MS Svenja - EST Elbe Schiffstreuhand Service schlägt Restrukturierung vor

MS Svenja - EST Elbe Schiffstreuhand Service schlägt Restrukturierung vor

MS Svenja UG (haftungsbeschränkt) & Co. KG schlägt Restrukturierung vor - Klartext für Anleger

München, den 25.07.2018 - Anleger der M/S Svenja UG (haftungsbeschränkt) & Co. KG (>> MS Svenja/ Elbe Emissionshaus EEH) erhalten derzeit ein Schreiben der EST Elbe Schiffstreuhand Service GmbH aus Meppen. Der Inhalt des Schreibens ist für viele Anleger erst einmal schwer verständlich, hat man ihn erst einmal verstanden ist er schwer zu verdauen, denn es sind keine guten Nachrichten für die Anleger.

Worum geht es?

Die EST Elbe Schiffstreuhand teilt mit, dass die Banken die Darlehen für die MS Svenja nicht mehr aufstocken wollen. Als Alternative wird nun vorgeschlagen, das Schiff für rund 7,6 Mio. Dollar an eine neu zu gründende Norwegische Kapitalgesellschaft zu verkaufen. Hierbei würden die Banken auf einen Teil ihrer Darlehen verzichten und man könne zumindest ein kleines “Plus” nach dem Verkauf der MS Svenja verbuchen. Dieses “Plus” soll dann aber nicht an die Anleger ausgezahlt werden, sondern man plant, sich gleich an dieser Norwegischen Gesellschaft zu beteiligen. Hierzu sollen die Gesellschafter einen entsprechenden Beschluss fassen.

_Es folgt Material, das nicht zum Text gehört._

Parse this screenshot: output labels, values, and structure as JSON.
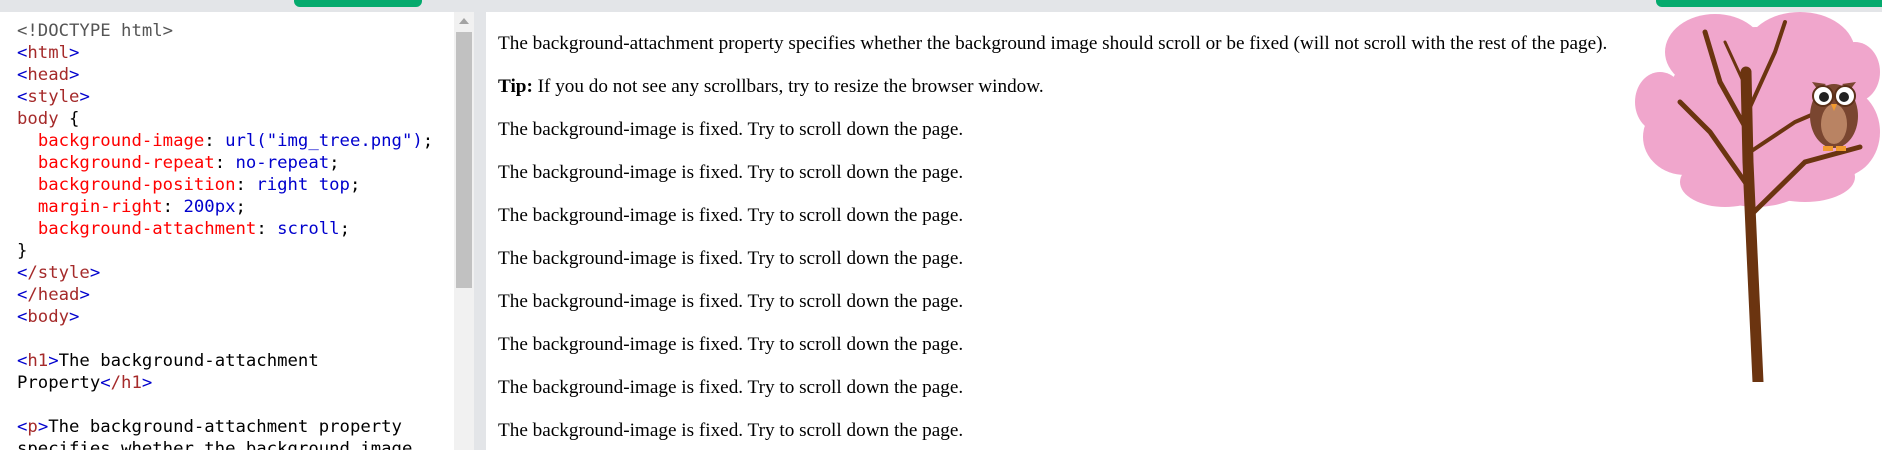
{
  "editor": {
    "lines": {
      "l1": "<!DOCTYPE html>",
      "l2_tag": "html",
      "l3_tag": "head",
      "l4_tag": "style",
      "l5_selector": "body",
      "l5_brace": "{",
      "l6_prop": "background-image",
      "l6_val": "url(\"img_tree.png\")",
      "l7_prop": "background-repeat",
      "l7_val": "no-repeat",
      "l8_prop": "background-position",
      "l8_val": "right top",
      "l9_prop": "margin-right",
      "l9_val": "200px",
      "l10_prop": "background-attachment",
      "l10_val": "scroll",
      "l11_brace": "}",
      "l12_tag": "/style",
      "l13_tag": "/head",
      "l14_tag": "body",
      "l16_open": "h1",
      "l16_text": "The background-attachment",
      "l17_text": "Property",
      "l17_close": "/h1",
      "l19_open": "p",
      "l19_text": "The background-attachment property",
      "l20_text": "specifies whether the background image"
    }
  },
  "result": {
    "intro": "The background-attachment property specifies whether the background image should scroll or be fixed (will not scroll with the rest of the page).",
    "tip_label": "Tip:",
    "tip_text": " If you do not see any scrollbars, try to resize the browser window.",
    "fixed_lines": [
      "The background-image is fixed. Try to scroll down the page.",
      "The background-image is fixed. Try to scroll down the page.",
      "The background-image is fixed. Try to scroll down the page.",
      "The background-image is fixed. Try to scroll down the page.",
      "The background-image is fixed. Try to scroll down the page.",
      "The background-image is fixed. Try to scroll down the page.",
      "The background-image is fixed. Try to scroll down the page.",
      "The background-image is fixed. Try to scroll down the page."
    ]
  },
  "colors": {
    "accent_green": "#04aa6d",
    "tree_pink": "#f0a6cc",
    "trunk_brown": "#6b3410",
    "owl_brown": "#7a4630"
  },
  "icons": {
    "tree": "tree-with-owl-image",
    "scroll_up": "scroll-up-arrow"
  }
}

Außerdem warnt die EST Elbe Schiffstreuhand, sich persönlich als Gesellschafter in das Handelsregister eintragen zu lassen, da wegen Klagen gegen die Treuhänderin deren Insolvenz nicht ausgeschlossen werden kann.

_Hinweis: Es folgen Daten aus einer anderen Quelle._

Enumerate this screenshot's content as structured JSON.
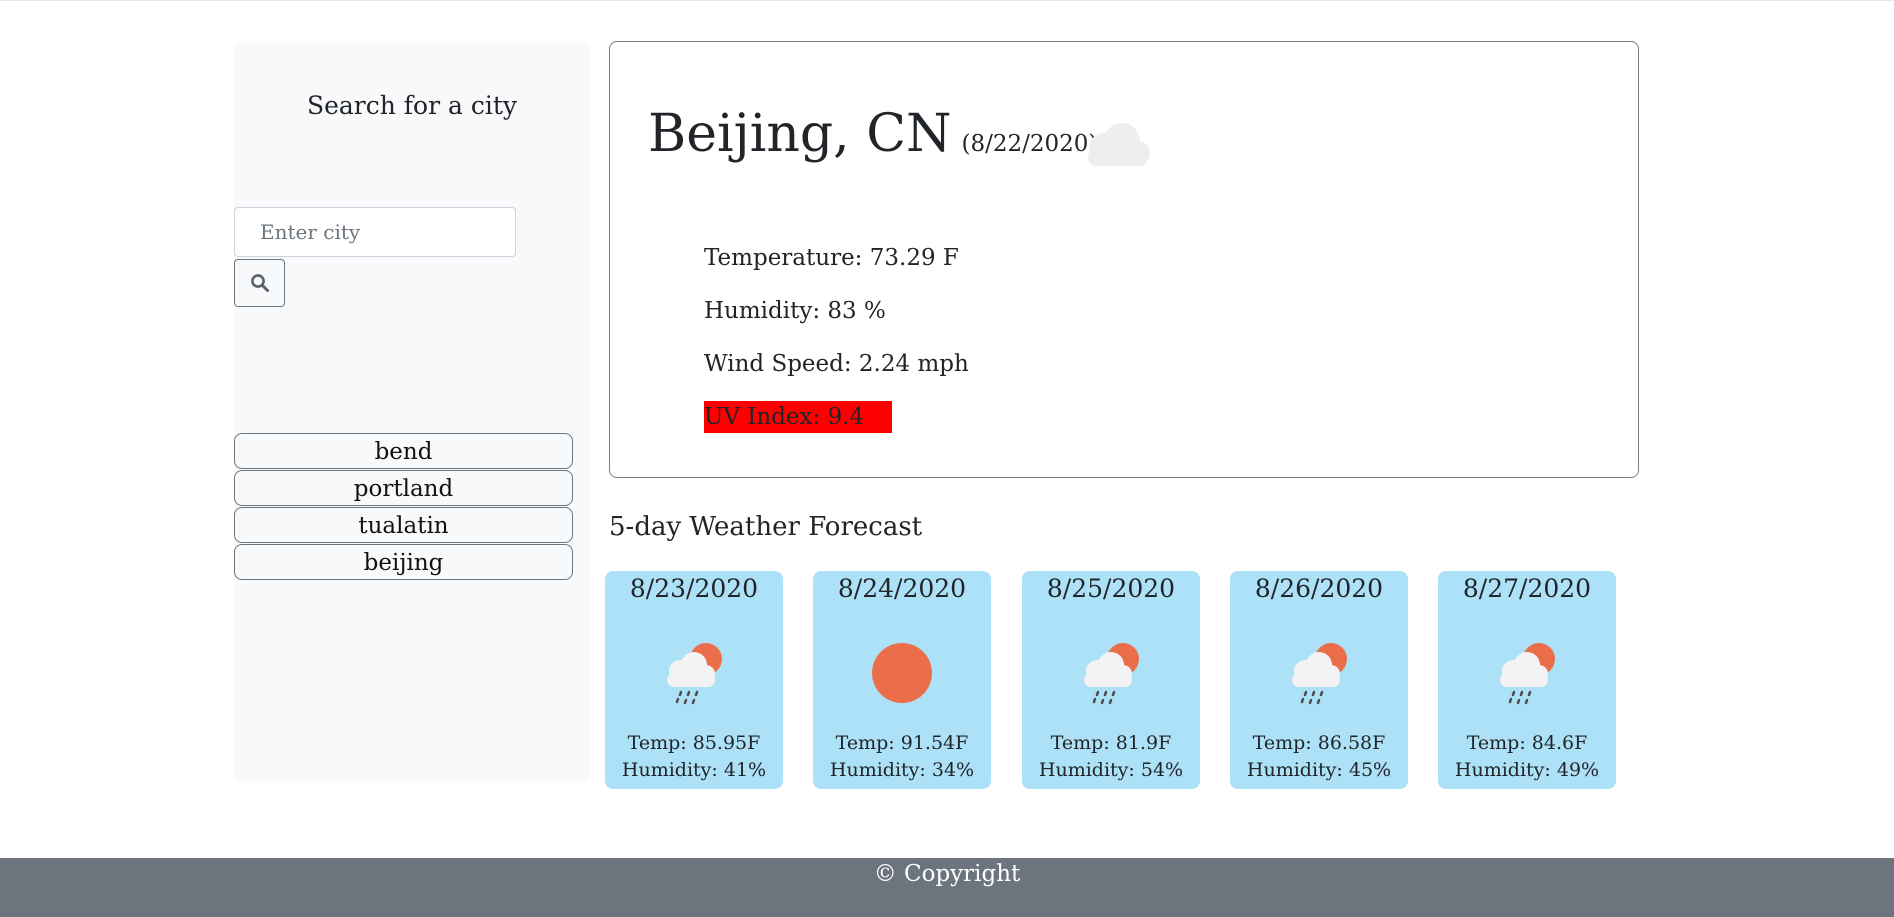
{
  "sidebar": {
    "title": "Search for a city",
    "search_placeholder": "Enter city",
    "search_button_icon": "search-icon",
    "history": [
      "bend",
      "portland",
      "tualatin",
      "beijing"
    ]
  },
  "current": {
    "city": "Beijing, CN",
    "date": "(8/22/2020)",
    "icon": "cloud-icon",
    "temperature": "Temperature: 73.29 F",
    "humidity": "Humidity: 83 %",
    "wind_speed": "Wind Speed: 2.24 mph",
    "uv_index": "UV Index: 9.4",
    "uv_color": "#ff0000"
  },
  "forecast": {
    "title": "5-day Weather Forecast",
    "card_color": "#ade1f8",
    "days": [
      {
        "date": "8/23/2020",
        "icon": "rain-sun-icon",
        "temp": "Temp: 85.95F",
        "humidity": "Humidity: 41%"
      },
      {
        "date": "8/24/2020",
        "icon": "sun-icon",
        "temp": "Temp: 91.54F",
        "humidity": "Humidity: 34%"
      },
      {
        "date": "8/25/2020",
        "icon": "rain-sun-icon",
        "temp": "Temp: 81.9F",
        "humidity": "Humidity: 54%"
      },
      {
        "date": "8/26/2020",
        "icon": "rain-sun-icon",
        "temp": "Temp: 86.58F",
        "humidity": "Humidity: 45%"
      },
      {
        "date": "8/27/2020",
        "icon": "rain-sun-icon",
        "temp": "Temp: 84.6F",
        "humidity": "Humidity: 49%"
      }
    ]
  },
  "footer": {
    "text": "© Copyright",
    "background": "#6c757d"
  }
}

Was bedeuten die Mitteilungen für die Anleger?

Was sich zunächst nach einer guten Lösung anhört, entpuppt sich bei genauem Hinsehen als widersprüchlich. Während die EST mitteilt, der Schiffswert der MS Svenja liege bei “nur” 7,1 Mio Dollar und der Verkauf für 7,6 Mio Dollar sei ein Erfolg für die Anleger, liest sich die Darstellung in der beigefügten Schnellübersicht der Norwegischen Gesellschaft deutlich unterschiedlich. Dort wird der Kauf der M/S Svenja als Schnäppchen dargestellt. Das Schiff habe einen “Current market value”, also einen “derzeitigen Marktwert” von 9,8 Mio. Dollar und der Marktausblick für den MPP Sector sei “positiv”. Die Darstellungen der Norweger und der EST gehen damit nicht nur was die Zahlen angeht auseinander.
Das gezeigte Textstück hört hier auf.